First, an increase in immigration permanently dilutes the costs of military action. Military expenditures are invariant to the population. Yet, over the long term this is actually a much larger concern than either Social Security or Medicare. As China, India and Brazil industrialize, either the United States will have to drastically increase the percentage of GDP spent on the military or it will have to relinquish its position as a world superpower.

I know that seems like a fine idea to many, especially to many libertarian minded folks. However, liberal democracy has flourished almost entirely under the canopy of Anglo-American hegemony. It is entirely possible that a truly multi-polar world could sustain liberalism but it is not, however, entirely certain. To my mind the maintenance of the Open Society is our primary responsibility and I am not inclined to leave it to chance.

Now let me be clear. I am not an evangelical liberal. I don’t see it as necessary or even in all cases desirable to attempt to spread the basic principles of the Open Society.  I do see it, however, as crucial to maintain the Open Society where it currently exists.

Second, immigration temporarily dilutes expenditures on Social Security, Medicare, and interest on the national debt. However, temporary counts for a lot. The future is inherently uncertain and so truly pushing off consequences into the future is inherently a net gain. There is a chance of catastrophe, in which case your sacrifices were useless and there is a chance of explosive growth, in which case your sacrifices were unnecessary. These are real possibilities and should not be ignored.

It also gives additional time to prepare for changes in Social Security. One possibility is that the continued shift away from physically intensive jobs will mean that in 50 years a retirement age of 70 is feasible even if in 25 years it is not.

In addition, it gives more time for changes in the medical industry. Our current projections for Medicare are based on the assumption that medicine will experience excess cost growth indefinitely. Obviously, this is impossible. Something will happen which slows the growth of medical spending. Stretched far enough into future the cost curve has to bend. If for no other reason then because eventually medicine will be 95% of GDP and thus the two growth rates will be essentially identical.

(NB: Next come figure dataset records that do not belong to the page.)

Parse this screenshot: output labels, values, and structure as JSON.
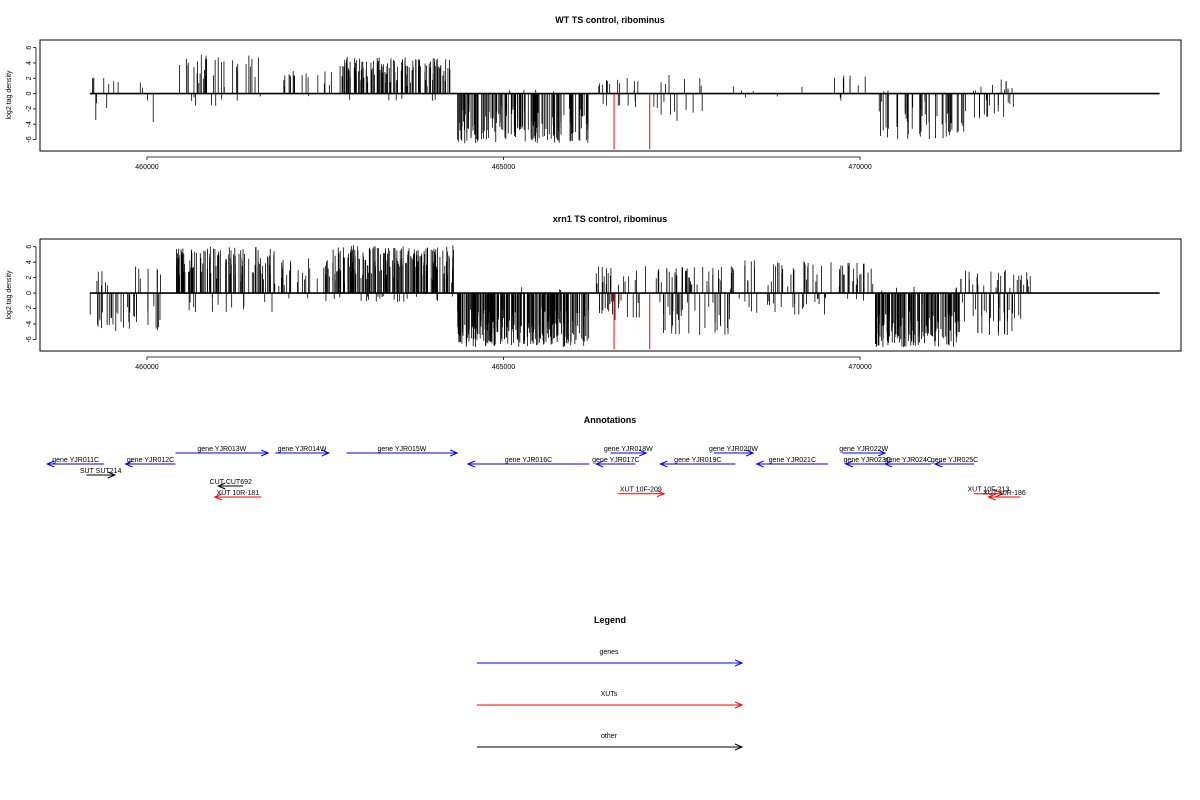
{
  "chart_data": [
    {
      "type": "bar",
      "title": "WT TS control, ribominus",
      "ylabel": "log2 tag density",
      "xlim": [
        458500,
        474500
      ],
      "ylim": [
        -7.5,
        7
      ],
      "x_ticks": [
        460000,
        465000,
        470000
      ],
      "x_tick_labels": [
        "460000",
        "465000",
        "470000"
      ],
      "y_ticks": [
        -6,
        -4,
        -2,
        0,
        2,
        4,
        6
      ],
      "y_tick_labels": [
        "-6",
        "-4",
        "-2",
        "0",
        "2",
        "4",
        "6"
      ],
      "baseline_x_range": [
        459200,
        474200
      ],
      "marker_color": "#ff0000",
      "markers": [
        {
          "x": 466550,
          "y": -7.3
        },
        {
          "x": 467050,
          "y": -7.3
        }
      ],
      "regions": [
        {
          "x": [
            459200,
            460300
          ],
          "n": 14,
          "seed": 11,
          "p_pos": 0.4,
          "pos_max": 2.2,
          "neg_max": 3.8,
          "density": 0.45
        },
        {
          "x": [
            460450,
            461600
          ],
          "n": 40,
          "seed": 12,
          "p_pos": 0.85,
          "pos_max": 5.2,
          "neg_max": 1.6,
          "density": 0.7
        },
        {
          "x": [
            461800,
            462600
          ],
          "n": 18,
          "seed": 13,
          "p_pos": 0.9,
          "pos_max": 3.0,
          "neg_max": 0.8,
          "density": 0.6
        },
        {
          "x": [
            462700,
            464250
          ],
          "n": 130,
          "seed": 14,
          "p_pos": 0.92,
          "pos_max": 4.8,
          "neg_max": 1.0,
          "density": 0.75
        },
        {
          "x": [
            464350,
            466200
          ],
          "n": 170,
          "seed": 15,
          "p_pos": 0.03,
          "pos_max": 0.6,
          "neg_max": 6.5,
          "density": 0.8
        },
        {
          "x": [
            466300,
            466900
          ],
          "n": 20,
          "seed": 16,
          "p_pos": 0.5,
          "pos_max": 2.2,
          "neg_max": 1.8,
          "density": 0.5
        },
        {
          "x": [
            467100,
            468100
          ],
          "n": 16,
          "seed": 17,
          "p_pos": 0.5,
          "pos_max": 2.6,
          "neg_max": 4.2,
          "density": 0.5
        },
        {
          "x": [
            468100,
            469300
          ],
          "n": 6,
          "seed": 18,
          "p_pos": 0.5,
          "pos_max": 1.2,
          "neg_max": 1.4,
          "density": 0.4
        },
        {
          "x": [
            469600,
            470300
          ],
          "n": 10,
          "seed": 19,
          "p_pos": 0.8,
          "pos_max": 2.6,
          "neg_max": 1.0,
          "density": 0.5
        },
        {
          "x": [
            470200,
            471500
          ],
          "n": 50,
          "seed": 20,
          "p_pos": 0.08,
          "pos_max": 0.7,
          "neg_max": 6.0,
          "density": 0.7
        },
        {
          "x": [
            471500,
            472300
          ],
          "n": 26,
          "seed": 21,
          "p_pos": 0.45,
          "pos_max": 2.0,
          "neg_max": 3.5,
          "density": 0.55
        }
      ]
    },
    {
      "type": "bar",
      "title": "xrn1 TS control, ribominus",
      "ylabel": "log2 tag density",
      "xlim": [
        458500,
        474500
      ],
      "ylim": [
        -7.5,
        7
      ],
      "x_ticks": [
        460000,
        465000,
        470000
      ],
      "x_tick_labels": [
        "460000",
        "465000",
        "470000"
      ],
      "y_ticks": [
        -6,
        -4,
        -2,
        0,
        2,
        4,
        6
      ],
      "y_tick_labels": [
        "-6",
        "-4",
        "-2",
        "0",
        "2",
        "4",
        "6"
      ],
      "baseline_x_range": [
        459200,
        474200
      ],
      "marker_color": "#ff0000",
      "markers": [
        {
          "x": 466550,
          "y": -7.3
        },
        {
          "x": 467050,
          "y": -7.3
        }
      ],
      "regions": [
        {
          "x": [
            459200,
            460200
          ],
          "n": 45,
          "seed": 31,
          "p_pos": 0.3,
          "pos_max": 3.5,
          "neg_max": 5.0,
          "density": 0.65
        },
        {
          "x": [
            460400,
            461800
          ],
          "n": 120,
          "seed": 32,
          "p_pos": 0.85,
          "pos_max": 6.0,
          "neg_max": 2.5,
          "density": 0.75
        },
        {
          "x": [
            461800,
            462600
          ],
          "n": 30,
          "seed": 33,
          "p_pos": 0.8,
          "pos_max": 4.5,
          "neg_max": 1.2,
          "density": 0.6
        },
        {
          "x": [
            462600,
            464300
          ],
          "n": 200,
          "seed": 34,
          "p_pos": 0.9,
          "pos_max": 6.2,
          "neg_max": 1.2,
          "density": 0.8
        },
        {
          "x": [
            464350,
            466200
          ],
          "n": 260,
          "seed": 35,
          "p_pos": 0.02,
          "pos_max": 0.8,
          "neg_max": 7.0,
          "density": 0.8
        },
        {
          "x": [
            466300,
            467000
          ],
          "n": 40,
          "seed": 36,
          "p_pos": 0.5,
          "pos_max": 3.5,
          "neg_max": 3.5,
          "density": 0.6
        },
        {
          "x": [
            467100,
            468200
          ],
          "n": 80,
          "seed": 37,
          "p_pos": 0.55,
          "pos_max": 3.5,
          "neg_max": 5.5,
          "density": 0.65
        },
        {
          "x": [
            468200,
            469600
          ],
          "n": 60,
          "seed": 38,
          "p_pos": 0.55,
          "pos_max": 4.5,
          "neg_max": 2.8,
          "density": 0.6
        },
        {
          "x": [
            469700,
            470200
          ],
          "n": 25,
          "seed": 39,
          "p_pos": 0.8,
          "pos_max": 4.0,
          "neg_max": 1.0,
          "density": 0.6
        },
        {
          "x": [
            470200,
            471400
          ],
          "n": 150,
          "seed": 40,
          "p_pos": 0.03,
          "pos_max": 0.8,
          "neg_max": 7.0,
          "density": 0.75
        },
        {
          "x": [
            471400,
            472400
          ],
          "n": 60,
          "seed": 41,
          "p_pos": 0.45,
          "pos_max": 3.0,
          "neg_max": 5.5,
          "density": 0.65
        }
      ]
    }
  ],
  "annotations": {
    "title": "Annotations",
    "blue": "#0000ff",
    "red": "#ff0000",
    "black": "#000000",
    "items": [
      {
        "label": "gene YJR011C",
        "x1": 458600,
        "x2": 459400,
        "dir": "left",
        "row": 1,
        "color": "blue"
      },
      {
        "label": "gene YJR012C",
        "x1": 459700,
        "x2": 460400,
        "dir": "left",
        "row": 1,
        "color": "blue"
      },
      {
        "label": "gene YJR013W",
        "x1": 460400,
        "x2": 461700,
        "dir": "right",
        "row": 0,
        "color": "blue"
      },
      {
        "label": "gene YJR014W",
        "x1": 461800,
        "x2": 462550,
        "dir": "right",
        "row": 0,
        "color": "blue"
      },
      {
        "label": "gene YJR015W",
        "x1": 462800,
        "x2": 464350,
        "dir": "right",
        "row": 0,
        "color": "blue"
      },
      {
        "label": "gene YJR016C",
        "x1": 464500,
        "x2": 466200,
        "dir": "left",
        "row": 1,
        "color": "blue"
      },
      {
        "label": "gene YJR017C",
        "x1": 466300,
        "x2": 466850,
        "dir": "left",
        "row": 1,
        "color": "blue"
      },
      {
        "label": "gene YJR018W",
        "x1": 466500,
        "x2": 467000,
        "dir": "right",
        "row": 0,
        "color": "blue"
      },
      {
        "label": "gene YJR019C",
        "x1": 467200,
        "x2": 468250,
        "dir": "left",
        "row": 1,
        "color": "blue"
      },
      {
        "label": "gene YJR020W",
        "x1": 467950,
        "x2": 468500,
        "dir": "right",
        "row": 0,
        "color": "blue"
      },
      {
        "label": "gene YJR021C",
        "x1": 468550,
        "x2": 469550,
        "dir": "left",
        "row": 1,
        "color": "blue"
      },
      {
        "label": "gene YJR022W",
        "x1": 469750,
        "x2": 470350,
        "dir": "right",
        "row": 0,
        "color": "blue"
      },
      {
        "label": "gene YJR023C",
        "x1": 469800,
        "x2": 470400,
        "dir": "left",
        "row": 1,
        "color": "blue"
      },
      {
        "label": "gene YJR024C",
        "x1": 470350,
        "x2": 471000,
        "dir": "left",
        "row": 1,
        "color": "blue"
      },
      {
        "label": "gene YJR025C",
        "x1": 471050,
        "x2": 471600,
        "dir": "left",
        "row": 1,
        "color": "blue"
      },
      {
        "label": "SUT SUT214",
        "x1": 459150,
        "x2": 459550,
        "dir": "right",
        "row": 2,
        "color": "black"
      },
      {
        "label": "CUT CUT692",
        "x1": 461000,
        "x2": 461350,
        "dir": "left",
        "row": 3,
        "color": "black"
      },
      {
        "label": "XUT 10R-181",
        "x1": 460950,
        "x2": 461600,
        "dir": "left",
        "row": 4,
        "color": "red"
      },
      {
        "label": "XUT 10F-209",
        "x1": 466600,
        "x2": 467250,
        "dir": "right",
        "row": 3.7,
        "color": "red"
      },
      {
        "label": "XUT 10F-213",
        "x1": 471600,
        "x2": 472000,
        "dir": "right",
        "row": 3.7,
        "color": "red"
      },
      {
        "label": "XUT 10R-186",
        "x1": 471800,
        "x2": 472250,
        "dir": "left",
        "row": 4,
        "color": "red"
      }
    ]
  },
  "legend": {
    "title": "Legend",
    "items": [
      {
        "label": "genes",
        "color": "#0000ff"
      },
      {
        "label": "XUTs",
        "color": "#ff0000"
      },
      {
        "label": "other",
        "color": "#000000"
      }
    ]
  }
}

Third, the rate of world wide technological progress is likely proportional to the number of people living in countries at or near the technological frontier. Increasing the number of Americans increases the growth of technology generally.

Fourth, immigration is the most effective poverty elimination program known. Not only does it dramatically increase the standard of living of the immigrants but remittances to home countries by immigrants represents a greater transfer of resources than all foreign aid combined.